Try adding more rugs, covers, etc. to your room to soften its acoustics. I've found that scattering cushions around the room works quite well. Try not to have any hard walls exposed in the room, as these will increase harshness.
I don't know anything about your speakers/equipment. Perhaps:
- Your speakers might not be putting out enough bass at high SPL (105-115dB) levels.
Solution:
Route more bass/sub-bass to the subwoofer, if the subwoofer is sufficently powerful.
- Your speakers are distorting heavily at these peak levels.
This might not be the problem, as short periods of distortion are inaudible. Did the speaker sound good when you bought them?
- Your amplifier is clipping at these peaks.
Same as above except for amp.
I have also read that amplifiers can distort during transient peaks, but I'm sure mtrycrafts would disagree with that!
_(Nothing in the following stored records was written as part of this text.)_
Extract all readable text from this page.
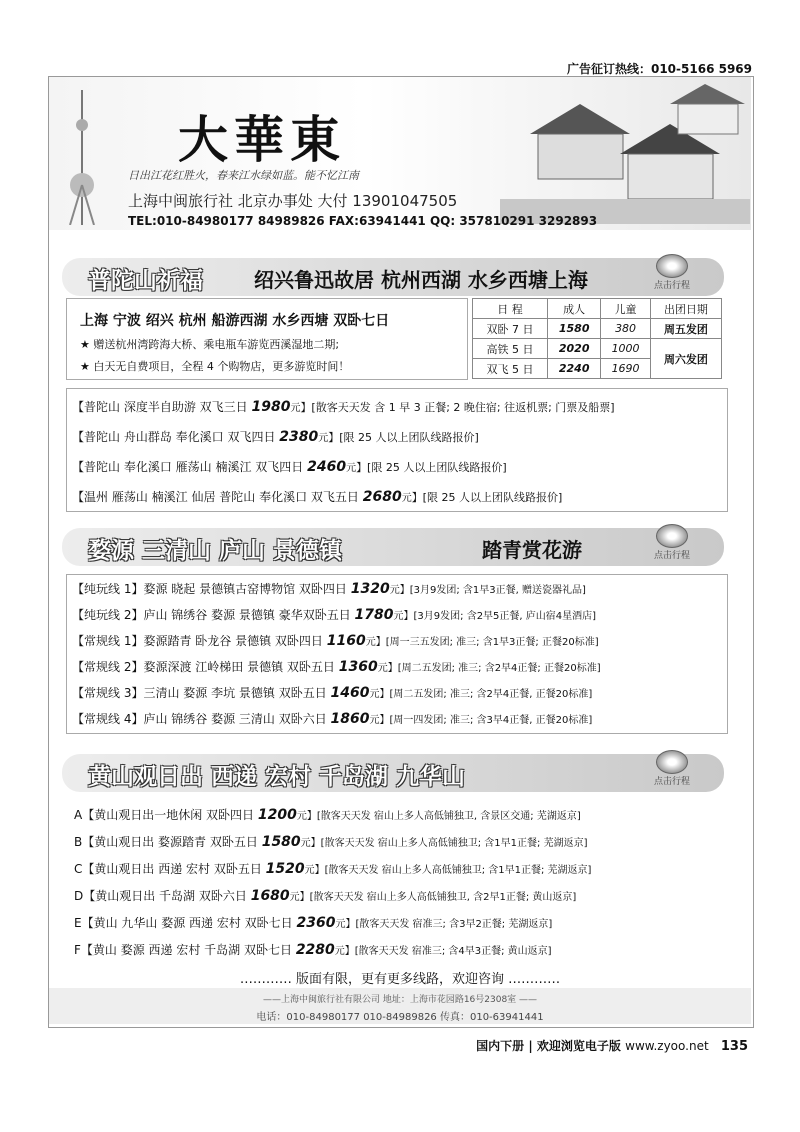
广告征订热线：010-5166 5969
大華東
日出江花红胜火，春来江水绿如蓝。能不忆江南
上海中闽旅行社 北京办事处 大付 13901047505
TEL:010-84980177 84989826 FAX:63941441 QQ: 357810291 3292893
普陀山祈福	绍兴鲁迅故居 杭州西湖 水乡西塘上海	点击行程
上海 宁波 绍兴 杭州 船游西湖 水乡西塘 双卧七日
★ 赠送杭州湾跨海大桥、乘电瓶车游览西溪湿地二期;
★ 白天无自费项目，全程 4 个购物店，更多游览时间！
日 程	成人	儿童	出团日期
双卧 7 日	1580	380	周五发团
高铁 5 日	2020	1000	周六发团
双飞 5 日	2240	1690	
【普陀山 深度半自助游 双飞三日 1980元】[散客天天发 含 1 早 3 正餐; 2 晚住宿; 往返机票; 门票及船票]
【普陀山 舟山群岛 奉化溪口 双飞四日 2380元】[限 25 人以上团队线路报价]
【普陀山 奉化溪口 雁荡山 楠溪江 双飞四日 2460元】[限 25 人以上团队线路报价]
【温州 雁荡山 楠溪江 仙居 普陀山 奉化溪口 双飞五日 2680元】[限 25 人以上团队线路报价]
婺源 三清山 庐山 景德镇	踏青赏花游	点击行程
【纯玩线 1】婺源 晓起 景德镇古窑博物馆 双卧四日 1320元】[3月9发团; 含1早3正餐, 赠送瓷器礼品]
【纯玩线 2】庐山 锦绣谷 婺源 景德镇 豪华双卧五日 1780元】[3月9发团; 含2早5正餐, 庐山宿4星酒店]
【常规线 1】婺源踏青 卧龙谷 景德镇 双卧四日 1160元】[周一三五发团; 准三; 含1早3正餐; 正餐20标准]
【常规线 2】婺源深渡 江岭梯田 景德镇 双卧五日 1360元】[周二五发团; 准三; 含2早4正餐; 正餐20标准]
【常规线 3】三清山 婺源 李坑 景德镇 双卧五日 1460元】[周二五发团; 准三; 含2早4正餐, 正餐20标准]
【常规线 4】庐山 锦绣谷 婺源 三清山 双卧六日 1860元】[周一四发团; 准三; 含3早4正餐, 正餐20标准]
黄山观日出 西递 宏村 千岛湖 九华山	点击行程
A【黄山观日出一地休闲 双卧四日 1200元】[散客天天发 宿山上多人高低铺独卫, 含景区交通; 芜湖返京]
B【黄山观日出 婺源踏青 双卧五日 1580元】[散客天天发 宿山上多人高低铺独卫; 含1早1正餐; 芜湖返京]
C【黄山观日出 西递 宏村 双卧五日 1520元】[散客天天发 宿山上多人高低铺独卫; 含1早1正餐; 芜湖返京]
D【黄山观日出 千岛湖 双卧六日 1680元】[散客天天发 宿山上多人高低铺独卫, 含2早1正餐; 黄山返京]
E【黄山 九华山 婺源 西递 宏村 双卧七日 2360元】[散客天天发 宿准三; 含3早2正餐; 芜湖返京]
F【黄山 婺源 西递 宏村 千岛湖 双卧七日 2280元】[散客天天发 宿准三; 含4早3正餐; 黄山返京]
………… 版面有限，更有更多线路，欢迎咨询 …………
——上海中闽旅行社有限公司 地址：上海市花园路16号2308室 ——
电话：010-84980177 010-84989826 传真：010-63941441
国内下册 | 欢迎浏览电子版 www.zyoo.net 135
One way of removing system brightness is to use the tone controls. I've found a boost of 6dB at 100Hz and a cut of 6dB at 10kHz sounds quite pleasing at -6dB (to allow a little headroom for the bass boost). You could try using the THX re-equalisation on your amplifier if you've got it, as this is meant to 'remove the edgy brightness' of film soundtracks. Denon's cinema equaliser does something similar, though I don't think it sounds that good.
A good reference quality DVD to try your system out with is the Star Wars trilogy and Star Wars episode II.